Alguno de los presentes había desaparecido, Pottsdale entre ellos.

—Señor, debemos salir de aquí —dijo alguien al señor Mathews.

—Nos quedaremos hasta que todo quede en orden. —La hidalguía mostrada por el secretario de estado no fue compartida por la mayoría. Hombres apenas incapaces de moverse, ayudados por jóvenes enfermeros salieron del lugar, agolpándose fuera una vez que Percy fue reducido, y no linchado gracias a la intervención del doctor Purvis y sir Francis, que no solo consiguieron apartar al joven lord de los ancianos enloquecidos sino de las más peligrosas manos de John De Blaise.

Terminada la reyerta, quedaron en el salón diáfano el grupo más joven de la concurrencia, en silencio salvo por el lejano eco de las protestas de los invitados exigiendo sus coches, queriendo salir antes que sus compañeros. Purvis sostenía a un maltrecho Perceval, el doctor Greenwood y Tomkins restañaban los daños del trono de Dembow, Mathews, sus ayudantes, sir Francis y alguno más permanecían expectantes. También estaba Torres.

—Sacadlo de mi presencia —ordenó Dembow, muy furioso—, está borracho.

—Señor, esto es un delito, un atentado —dijo un caballero solemne que no había sido presentado a Torres—. La situación política no es la mejor, si esto trasciende, sin que haya la menor respuesta…

—Llévenlo a su cuarto. Tomkins, ocúpese, y llame luego a Scotland Yard.

—Yo me ocuparé de esto en persona, Dembow —afirmó rotundo Mathews.

Torres no vio oportuno interceder por Percy, no veía cómo y eso le causó no poca frustración. A mí, si me permiten la opinión, me parecía un caso perdido. Demasiadas desgracias para un alma cuidada entre rezos y bienestar. Creí, aunque no dije nada mientras Torres me contaba todo esto, que el señor Abbercromby acabaría colgándose, seguro. Entretanto, Torres se dispuso a marchar, nunca se sintió tan extraño en Forlornhope como en esa ocasión.
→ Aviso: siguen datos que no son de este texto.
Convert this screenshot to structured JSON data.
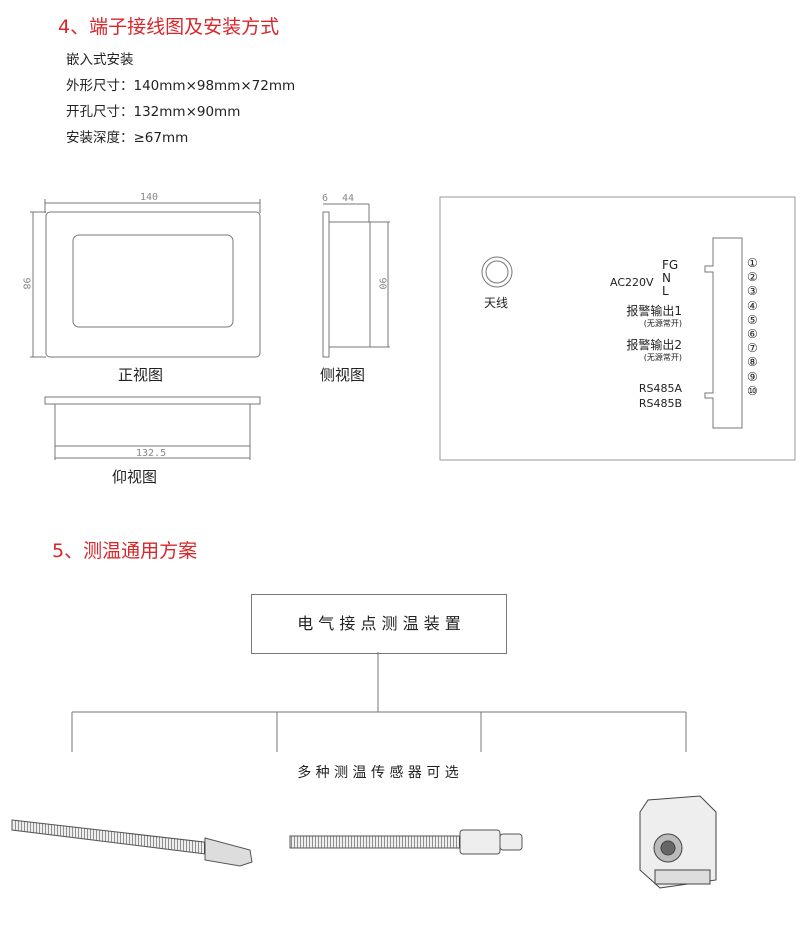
{
  "section4": {
    "title": "4、端子接线图及安装方式",
    "specs": [
      "嵌入式安装",
      "外形尺寸：140mm×98mm×72mm",
      "开孔尺寸：132mm×90mm",
      "安装深度：≥67mm"
    ],
    "front_view": {
      "caption": "正视图",
      "width_dim": "140",
      "height_dim": "98"
    },
    "side_view": {
      "caption": "侧视图",
      "dim_a": "6",
      "dim_b": "44",
      "height_dim": "90"
    },
    "bottom_view": {
      "caption": "仰视图",
      "width_dim": "132.5"
    },
    "wiring": {
      "antenna_label": "天线",
      "ac_label": "AC220V",
      "terminals": {
        "fg": "FG",
        "n": "N",
        "l": "L",
        "alarm1": "报警输出1",
        "alarm1_note": "(无源常开)",
        "alarm2": "报警输出2",
        "alarm2_note": "(无源常开)",
        "rs485a": "RS485A",
        "rs485b": "RS485B"
      },
      "numbers": [
        "①",
        "②",
        "③",
        "④",
        "⑤",
        "⑥",
        "⑦",
        "⑧",
        "⑨",
        "⑩"
      ]
    }
  },
  "section5": {
    "title": "5、测温通用方案",
    "root_box": "电 气 接 点 测 温 装 置",
    "branch_label": "多 种 测 温 传 感 器 可 选"
  },
  "colors": {
    "heading": "#d8262b"
  }
}
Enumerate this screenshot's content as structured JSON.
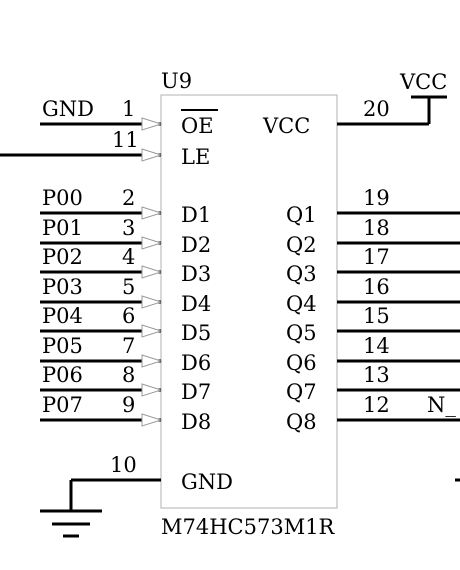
{
  "component": {
    "ref": "U9",
    "part": "M74HC573M1R"
  },
  "power": {
    "vcc_label": "VCC"
  },
  "left_pins": [
    {
      "net": "GND",
      "num": "1",
      "name": "OE",
      "overline": true
    },
    {
      "net": "",
      "num": "11",
      "name": "LE",
      "overline": false
    },
    {
      "net": "P00",
      "num": "2",
      "name": "D1",
      "overline": false
    },
    {
      "net": "P01",
      "num": "3",
      "name": "D2",
      "overline": false
    },
    {
      "net": "P02",
      "num": "4",
      "name": "D3",
      "overline": false
    },
    {
      "net": "P03",
      "num": "5",
      "name": "D4",
      "overline": false
    },
    {
      "net": "P04",
      "num": "6",
      "name": "D5",
      "overline": false
    },
    {
      "net": "P05",
      "num": "7",
      "name": "D6",
      "overline": false
    },
    {
      "net": "P06",
      "num": "8",
      "name": "D7",
      "overline": false
    },
    {
      "net": "P07",
      "num": "9",
      "name": "D8",
      "overline": false
    }
  ],
  "right_pins": [
    {
      "num": "20",
      "name": "VCC",
      "net": ""
    },
    {
      "num": "19",
      "name": "Q1",
      "net": ""
    },
    {
      "num": "18",
      "name": "Q2",
      "net": ""
    },
    {
      "num": "17",
      "name": "Q3",
      "net": ""
    },
    {
      "num": "16",
      "name": "Q4",
      "net": ""
    },
    {
      "num": "15",
      "name": "Q5",
      "net": ""
    },
    {
      "num": "14",
      "name": "Q6",
      "net": ""
    },
    {
      "num": "13",
      "name": "Q7",
      "net": ""
    },
    {
      "num": "12",
      "name": "Q8",
      "net": "N_"
    }
  ],
  "gnd_pin": {
    "num": "10",
    "name": "GND"
  }
}
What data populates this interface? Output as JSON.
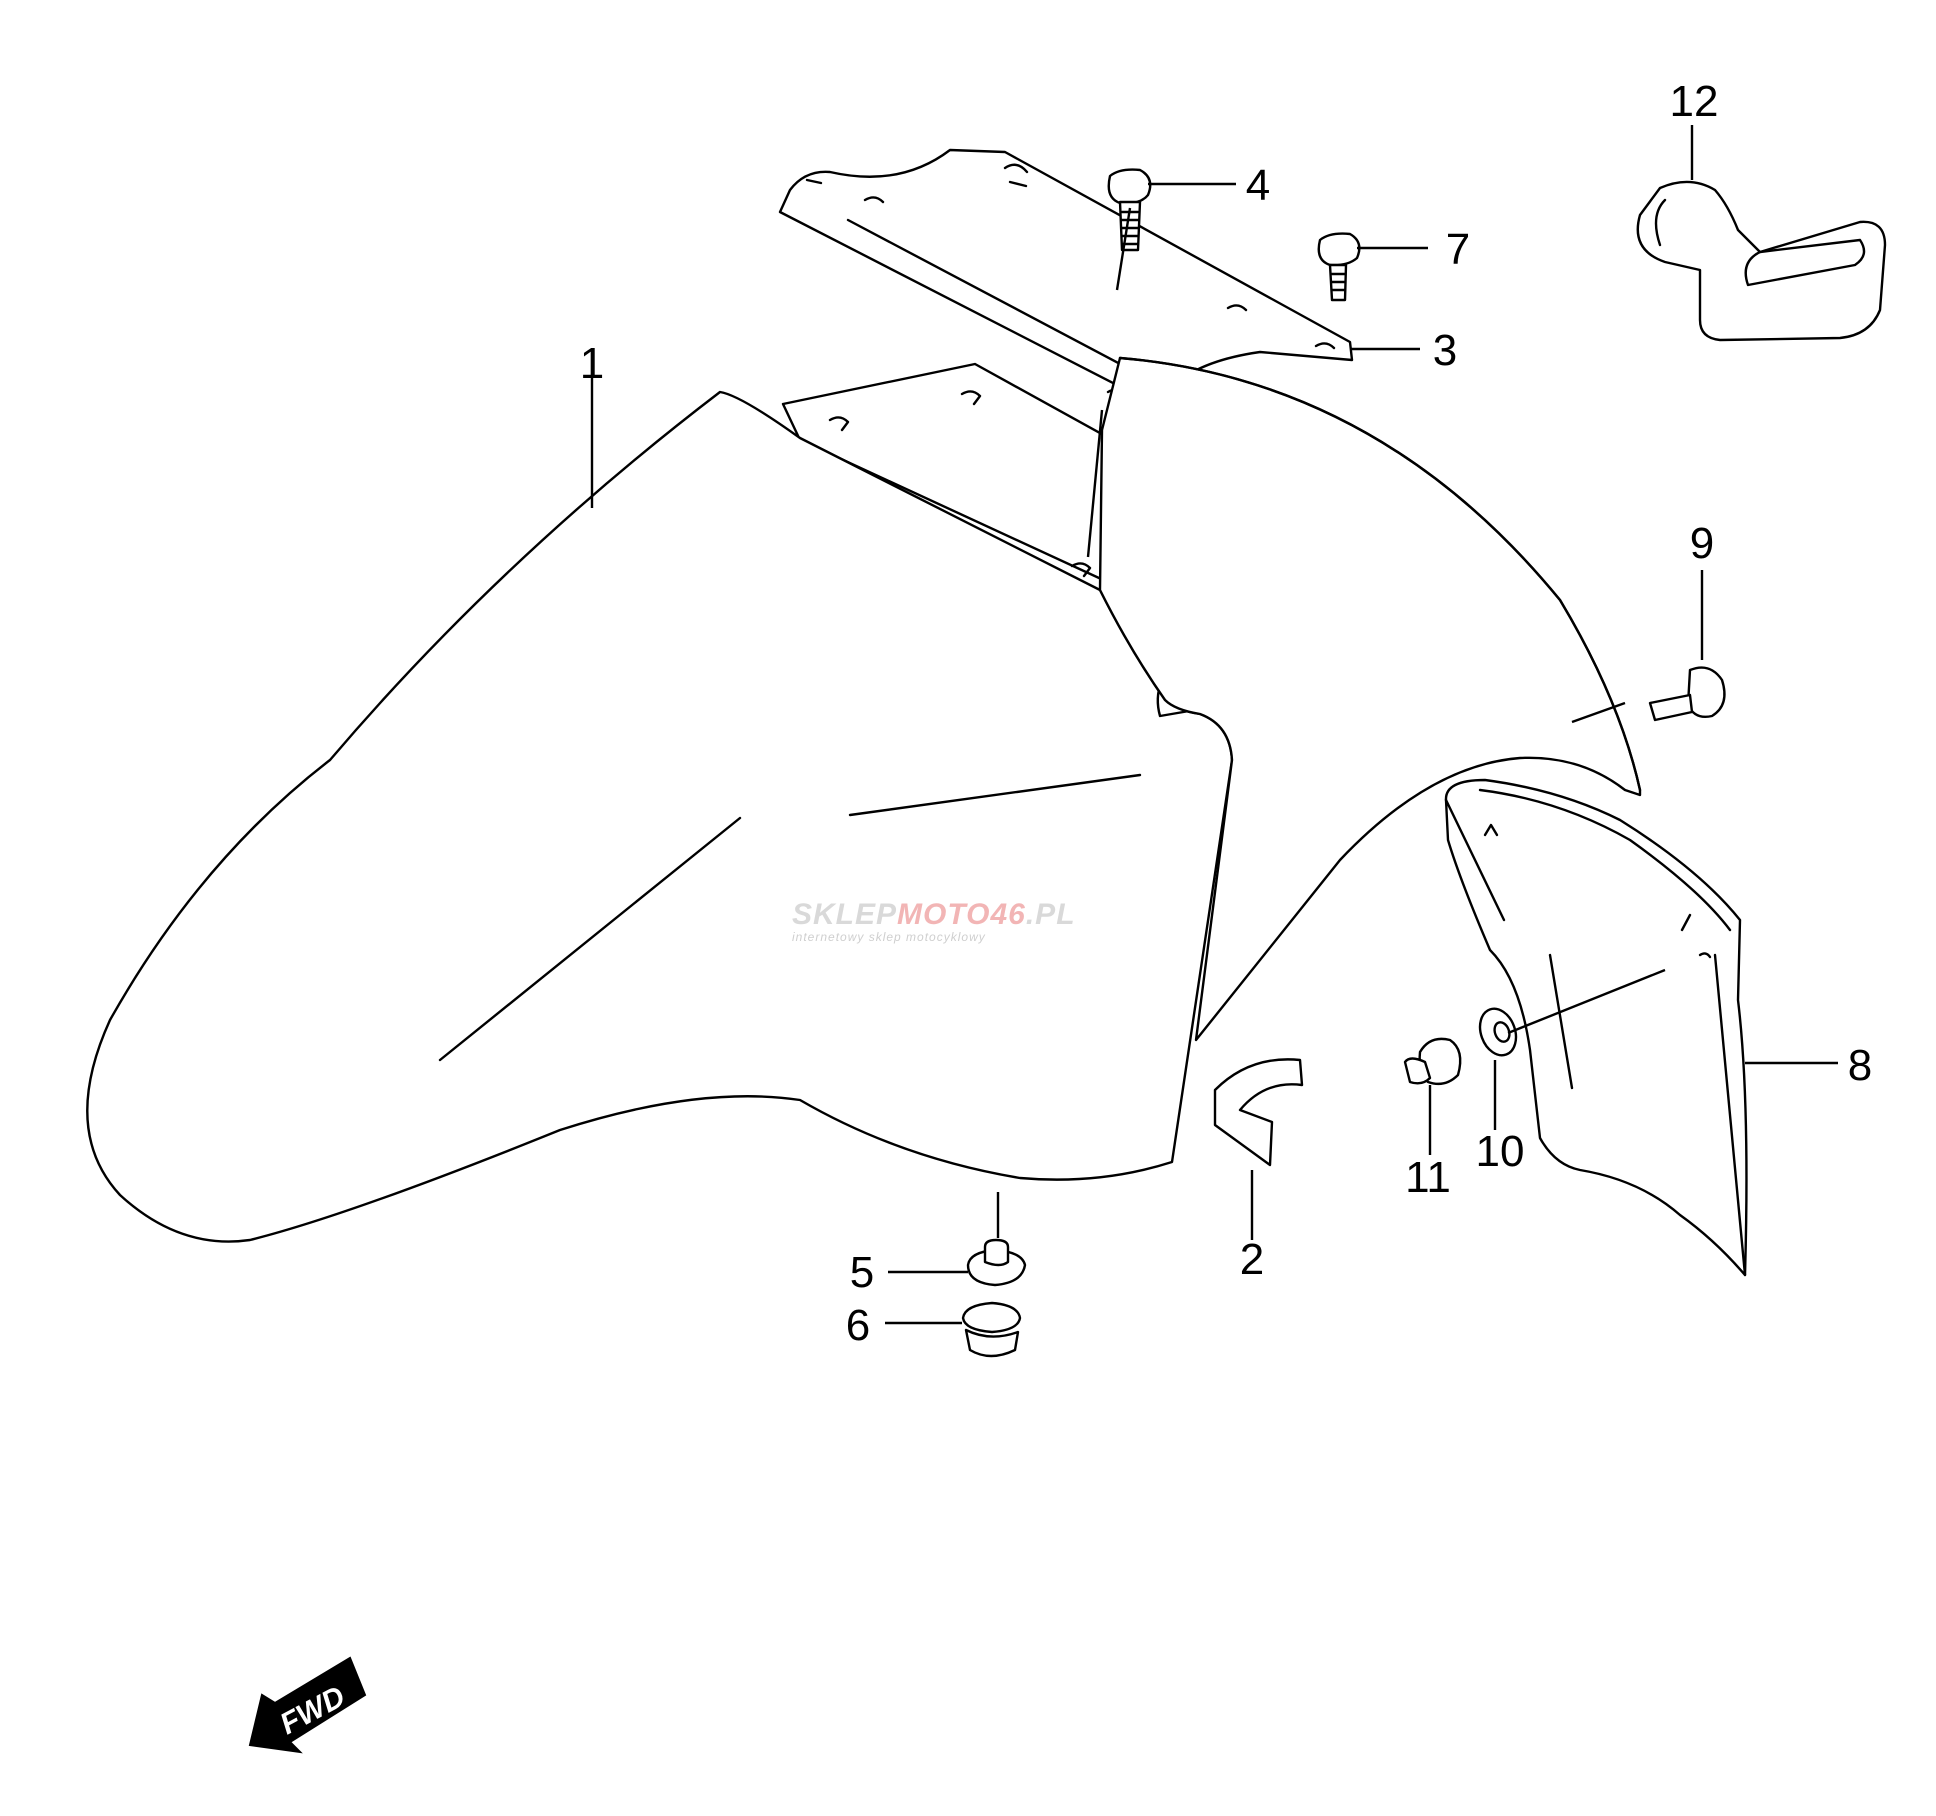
{
  "parts": [
    {
      "id": "front-fender",
      "label": "1"
    },
    {
      "id": "cushion",
      "label": "2"
    },
    {
      "id": "fender-brace",
      "label": "3"
    },
    {
      "id": "brace-bolt",
      "label": "4"
    },
    {
      "id": "grommet",
      "label": "5"
    },
    {
      "id": "nut",
      "label": "6"
    },
    {
      "id": "fender-screw",
      "label": "7"
    },
    {
      "id": "rear-fender-piece",
      "label": "8"
    },
    {
      "id": "side-screw",
      "label": "9"
    },
    {
      "id": "washer",
      "label": "10"
    },
    {
      "id": "nut-small",
      "label": "11"
    },
    {
      "id": "hose-guide",
      "label": "12"
    }
  ],
  "watermark": {
    "brand_gray": "SKLEP",
    "brand_red": "MOTO46",
    "brand_suffix": ".PL",
    "tagline": "internetowy sklep motocyklowy"
  },
  "fwd_label": "FWD"
}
—Señor Torres —le despidió un Dembow algo más calmado, espantando a Tomkins de su lado con un agitar de la mano—, lamento el espectáculo.

—No era un invitado esperado, así que de poco me puedo quejar.
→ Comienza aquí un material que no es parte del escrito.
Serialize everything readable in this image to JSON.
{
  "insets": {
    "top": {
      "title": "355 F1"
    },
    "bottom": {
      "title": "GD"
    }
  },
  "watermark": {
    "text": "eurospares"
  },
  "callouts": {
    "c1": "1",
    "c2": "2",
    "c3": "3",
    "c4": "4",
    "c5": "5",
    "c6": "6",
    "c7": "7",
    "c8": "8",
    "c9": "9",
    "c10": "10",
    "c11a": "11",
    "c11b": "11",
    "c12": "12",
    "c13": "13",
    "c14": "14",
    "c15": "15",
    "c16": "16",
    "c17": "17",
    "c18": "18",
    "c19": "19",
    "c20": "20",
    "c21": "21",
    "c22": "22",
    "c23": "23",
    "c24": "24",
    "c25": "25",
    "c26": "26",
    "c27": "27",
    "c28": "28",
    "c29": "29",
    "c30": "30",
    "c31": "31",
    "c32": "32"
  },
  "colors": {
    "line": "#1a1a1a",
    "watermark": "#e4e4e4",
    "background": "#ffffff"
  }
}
—Usted es siempre bienvenido aquí. Me avergüenza que haya tenido que contemplar… olvidemos todo este enojoso conflicto doméstico. ¿Qué opina de mi ajedrecista?

—Sorprendente. Espero que no haya sufrido ningún daño irreparable.
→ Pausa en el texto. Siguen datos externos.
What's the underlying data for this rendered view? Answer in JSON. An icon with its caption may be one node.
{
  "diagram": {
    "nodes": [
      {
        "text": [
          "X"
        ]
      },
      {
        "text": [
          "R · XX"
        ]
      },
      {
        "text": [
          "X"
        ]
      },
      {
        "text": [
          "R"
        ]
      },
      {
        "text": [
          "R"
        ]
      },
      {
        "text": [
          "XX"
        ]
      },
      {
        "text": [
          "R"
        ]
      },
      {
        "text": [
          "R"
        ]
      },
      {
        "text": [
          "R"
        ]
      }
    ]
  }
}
No, no lo creo. Un placer verle, como siempre. —Estrechó su mano temblorosa, a Torres le parecía más endeble que nunca—. Si aún sigue en el país, espero que nos visite. Por favor, Franc, si no te importa acompañar a nuestro invitado español a la salida, me temo que me he quedado de momento inmovilizado, por fortuna, solo inmovilizado…

Tuttledore no tuvo mayor inconveniente, a la vista que Tomkins estaba ocupado «encarcelando» a Percy en su cuarto. El hombre del Foreing Office se limitó a acompañarlo con una sonrisa, sin decir nada hasta la puerta. Torres no pudo contenerse, o no quiso, y preguntó:

—¿Agradable su estancia en el «continente», como dicen ustedes? —Ante la mirada de asombro de sir Francis, continuó—: Su hermano me comentó que usted estaba…

—¿Conoce a mi hermano?

—Apenas, me gustaría gozar de la amistad de un caballero tan distinguido, como de la suya.

—El honor sería mío, señor Torres. Adoro España, su cultura, Goya, Cervantes… lástima que no podamos vernos más, pronto vuelve a su país, ¿no?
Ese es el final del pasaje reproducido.